Gepubliceerd op: zondag 10 april 2022

Delphine Lecompte – Bagger en caoutchouc en nepotisme, en een buxusschaar

 

Op de rand van een fontein denk ik aan de zachtmoedige klompenmakerzoon
Die tien jaar geleden als enige persoon in het reclasseringsbureau niet spotte
Met mijn lelijke Italiaanse schoenen, ze waren te groot en ik struikelde over een dode bever
Nu ben ik dakloos en heilig, vooral heilig
Ik eet een marsepeinen okapi, de zwangere buik is het minst smakelijk
Ik weet dat een okapijong pas defeceert wanneer het twee maanden oud is
Gisteren zocht ik tevergeefs naar mijn moeder en naar de bedeesde zeepzieder
Maar ik vond slechts de oude kruisboogschutter, hij stond met een buxusschaar
Op de drempel van een wanordelijke wekkerwinkel, zijn oogopslag:
Chagrijnige Kaapverdische torenvalk, zijn ziel: bagger en caoutchouc en nepotisme.

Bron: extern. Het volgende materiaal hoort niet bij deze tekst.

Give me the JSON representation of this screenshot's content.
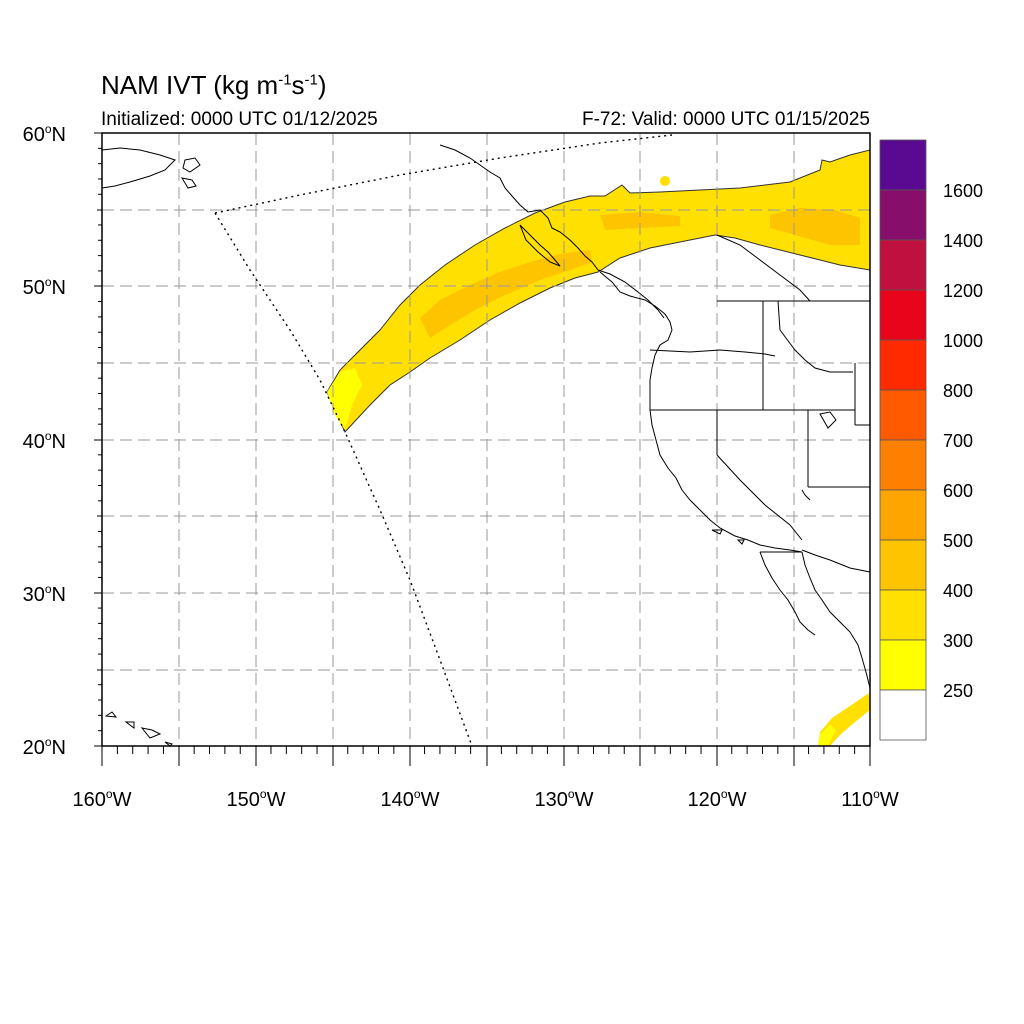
{
  "title": {
    "main": "NAM IVT (kg m",
    "sup1": "-1",
    "mid": "s",
    "sup2": "-1",
    "end": ")"
  },
  "subtitle_left": "Initialized: 0000 UTC 01/12/2025",
  "subtitle_right": "F-72: Valid: 0000 UTC 01/15/2025",
  "lat_labels": [
    "60",
    "50",
    "40",
    "30",
    "20"
  ],
  "lat_suffix": "N",
  "lon_labels": [
    "160",
    "150",
    "140",
    "130",
    "120",
    "110"
  ],
  "lon_suffix": "W",
  "degree_symbol": "o",
  "colorbar": {
    "labels": [
      "1600",
      "1400",
      "1200",
      "1000",
      "800",
      "700",
      "600",
      "500",
      "400",
      "300",
      "250"
    ],
    "colors_top_to_bottom": [
      "#5a0a91",
      "#870e6b",
      "#c0103f",
      "#e8051b",
      "#ff2a00",
      "#ff5a00",
      "#ff7f00",
      "#ffa500",
      "#ffc400",
      "#ffe000",
      "#ffff00",
      "#ffffff"
    ]
  },
  "ivt_colors": {
    "band_250_300": "#ffff00",
    "band_300_400": "#ffe000",
    "band_400_500": "#ffc400",
    "band_500_600": "#ffa500"
  }
}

Sprak ik de oude kruisboogschutter aan?
Ja, natuurlijk!
Ik zei: ‘Neem me mee naar een Chinees buffetrestaurant,
Laat me prikken in obscene gepaneerde inktvisringen
En laat me aangebrande grappen maken over baronessen en buiksprekers in treurige skiliften.’
Nam de oude kruisboogschutter me mee naar een Chinees buffetrestaurant?
Nee, natuurlijk niet!
Hij zei bars: ‘Jij leeft in een sprookje, ik heb geen tijd voor een dwaas
Efemeer spilziek leugenachtig schepsel als jij, jij, jij
Ga weg, ik moet een gierige taxidermist hoogdringend een lesje leren met deze buxusschaar!’
Maar toen hij het woord ‘buxusschaar’ uitsprak veranderde de buxusschaar
In een schommelstoel en de oude kruisboogschutter stond voor paal.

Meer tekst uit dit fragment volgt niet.